Quinhentos anos depois, a comunidade judaica turca em declínio (cerca de 20 mil pessoas, a maioria residente em Istambul; chegou a ter 500 mil no período do império otomano) tem sido vítima de atentados (três israelitas foram mortos num atentado suicida em Istambul em março de 2016. Em 2002, seis tinham sido mortos em ataques de homens-bomba em duas sinagogas.

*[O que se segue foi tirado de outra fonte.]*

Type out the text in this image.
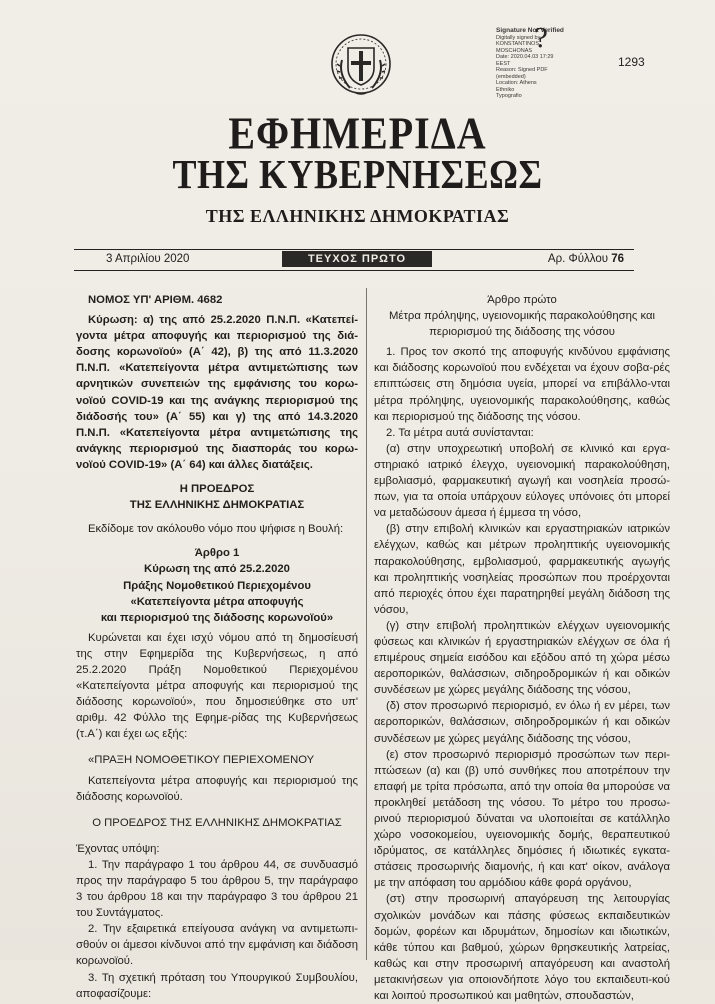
Signature Not Verified
Digitally signed by
KONSTANTINOS
MOSCHONAS
Date: 2020.04.03 17:29
EEST
Reason: Signed PDF
(embedded)
Location: Athens
Ethniko
Typografio
?
1293
ΕΦΗΜΕΡΙΔΑ
ΤΗΣ ΚΥΒΕΡΝΗΣΕΩΣ
ΤΗΣ ΕΛΛΗΝΙΚΗΣ ΔΗΜΟΚΡΑΤΙΑΣ
3 Απριλίου 2020	ΤΕΥΧΟΣ ΠΡΩΤΟ	Αρ. Φύλλου 76

ΝΟΜΟΣ ΥΠ' ΑΡΙΘΜ. 4682

Κύρωση: α) της από 25.2.2020 Π.Ν.Π. «Κατεπεί-γοντα μέτρα αποφυγής και περιορισμού της διά-δοσης κορωνοϊού» (Α΄ 42), β) της από 11.3.2020 Π.Ν.Π. «Κατεπείγοντα μέτρα αντιμετώπισης των αρνητικών συνεπειών της εμφάνισης του κορω-νοϊού COVID-19 και της ανάγκης περιορισμού της διάδοσής του» (Α΄ 55) και γ) της από 14.3.2020 Π.Ν.Π. «Κατεπείγοντα μέτρα αντιμετώπισης της ανάγκης περιορισμού της διασποράς του κορω-νοϊού COVID-19» (Α΄ 64) και άλλες διατάξεις.

Η ΠΡΟΕΔΡΟΣ

ΤΗΣ ΕΛΛΗΝΙΚΗΣ ΔΗΜΟΚΡΑΤΙΑΣ

Εκδίδομε τον ακόλουθο νόμο που ψήφισε η Βουλή:

Άρθρο 1

Κύρωση της από 25.2.2020

Πράξης Νομοθετικού Περιεχομένου

«Κατεπείγοντα μέτρα αποφυγής

και περιορισμού της διάδοσης κορωνοϊού»

Κυρώνεται και έχει ισχύ νόμου από τη δημοσίευσή της στην Εφημερίδα της Κυβερνήσεως, η από 25.2.2020 Πράξη Νομοθετικού Περιεχομένου «Κατεπείγοντα μέτρα αποφυγής και περιορισμού της διάδοσης κορωνοϊού», που δημοσιεύθηκε στο υπ' αριθμ. 42 Φύλλο της Εφημε-ρίδας της Κυβερνήσεως (τ.Α΄) και έχει ως εξής:

«ΠΡΑΞΗ ΝΟΜΟΘΕΤΙΚΟΥ ΠΕΡΙΕΧΟΜΕΝΟΥ

Κατεπείγοντα μέτρα αποφυγής και περιορισμού της διάδοσης κορωνοϊού.

Ο ΠΡΟΕΔΡΟΣ ΤΗΣ ΕΛΛΗΝΙΚΗΣ ΔΗΜΟΚΡΑΤΙΑΣ

Έχοντας υπόψη:

1. Την παράγραφο 1 του άρθρου 44, σε συνδυασμό προς την παράγραφο 5 του άρθρου 5, την παράγραφο 3 του άρθρου 18 και την παράγραφο 3 του άρθρου 21 του Συντάγματος.

2. Την εξαιρετικά επείγουσα ανάγκη να αντιμετωπι-σθούν οι άμεσοι κίνδυνοι από την εμφάνιση και διάδοση κορωνοϊού.

3. Τη σχετική πρόταση του Υπουργικού Συμβουλίου, αποφασίζουμε:

Άρθρο πρώτο

Μέτρα πρόληψης, υγειονομικής παρακολούθησης και περιορισμού της διάδοσης της νόσου

1. Προς τον σκοπό της αποφυγής κινδύνου εμφάνισης και διάδοσης κορωνοϊού που ενδέχεται να έχουν σοβα-ρές επιπτώσεις στη δημόσια υγεία, μπορεί να επιβάλλο-νται μέτρα πρόληψης, υγειονομικής παρακολούθησης, καθώς και περιορισμού της διάδοσης της νόσου.

2. Τα μέτρα αυτά συνίστανται:

(α) στην υποχρεωτική υποβολή σε κλινικό και εργα-στηριακό ιατρικό έλεγχο, υγειονομική παρακολούθηση, εμβολιασμό, φαρμακευτική αγωγή και νοσηλεία προσώ-πων, για τα οποία υπάρχουν εύλογες υπόνοιες ότι μπορεί να μεταδώσουν άμεσα ή έμμεσα τη νόσο,

(β) στην επιβολή κλινικών και εργαστηριακών ιατρικών ελέγχων, καθώς και μέτρων προληπτικής υγειονομικής παρακολούθησης, εμβολιασμού, φαρμακευτικής αγωγής και προληπτικής νοσηλείας προσώπων που προέρχονται από περιοχές όπου έχει παρατηρηθεί μεγάλη διάδοση της νόσου,

(γ) στην επιβολή προληπτικών ελέγχων υγειονομικής φύσεως και κλινικών ή εργαστηριακών ελέγχων σε όλα ή επιμέρους σημεία εισόδου και εξόδου από τη χώρα μέσω αεροπορικών, θαλάσσιων, σιδηροδρομικών ή και οδικών συνδέσεων με χώρες μεγάλης διάδοσης της νόσου,

(δ) στον προσωρινό περιορισμό, εν όλω ή εν μέρει, των αεροπορικών, θαλάσσιων, σιδηροδρομικών ή και οδικών συνδέσεων με χώρες μεγάλης διάδοσης της νόσου,

(ε) στον προσωρινό περιορισμό προσώπων των περι-πτώσεων (α) και (β) υπό συνθήκες που αποτρέπουν την επαφή με τρίτα πρόσωπα, από την οποία θα μπορούσε να προκληθεί μετάδοση της νόσου. Το μέτρο του προσω-ρινού περιορισμού δύναται να υλοποιείται σε κατάλληλο χώρο νοσοκομείου, υγειονομικής δομής, θεραπευτικού ιδρύματος, σε κατάλληλες δημόσιες ή ιδιωτικές εγκατα-στάσεις προσωρινής διαμονής, ή και κατ' οίκον, ανάλογα με την απόφαση του αρμόδιου κάθε φορά οργάνου,

(στ) στην προσωρινή απαγόρευση της λειτουργίας σχολικών μονάδων και πάσης φύσεως εκπαιδευτικών δομών, φορέων και ιδρυμάτων, δημοσίων και ιδιωτικών, κάθε τύπου και βαθμού, χώρων θρησκευτικής λατρείας, καθώς και στην προσωρινή απαγόρευση και αναστολή μετακινήσεων για οποιονδήποτε λόγο του εκπαιδευτι-κού και λοιπού προσωπικού και μαθητών, σπουδαστών,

“Esta lei (em Portugal e na Espanha) surge num momento em que os judeus locais se sentem desconfortáveis com as tensões geradas pelas mudanças políticas na Turquia (onde o islamismo é cada vez mais a ideologia dominante)”, diz Rothwell, dirigente da Comunidade Israelita do Porto.
Insegurança na Turquia
“Há 500 anos, Espanha e Portugal expulsaram os judeus e o sultão (Bayazid II) otomano os recebeu, fazendo um excelente negócio. Os sefarditas viveram satisfatoriamente por lá durante 500 anos. Mas, agora, o ciclo parece fechar-se porque os judeus turcos não mais se sentem seguros, podendo ocorrer o processo inverso.”
Os judeus sefarditas da Turquia estão se candidatando às “centenas e milhares”, constata o advogado Yoram Zara. “Estão tão preocupados – e acho que os últimos meses provaram que existem razões para isso -,porque a situação na Turquia não é estável e talvez seja necessário ir embora, caso as coisas piorem”.
Apesar das palavras apaziguadoras de Madri e de Lisboa, alguns daqueles cujos antepassados foram perseguidos e retirados das suas casas não esquecem a injustiça de que foram vítimas os seus familiares.
“Para eles, pode ser uma oferta de reparação do mal causado, mas, para mim, representa parte da minha identidade cultural e patrimonial” , comentou Misty Kenney, que pediu a cidadania portuguesa antes mesmo da votação que levou ao Brexit. “Espanta- me que não tenham começado a fazer isto há mais anos. Se não fosse a Inquisição, talvez eu tivesse nascido em Portugal.”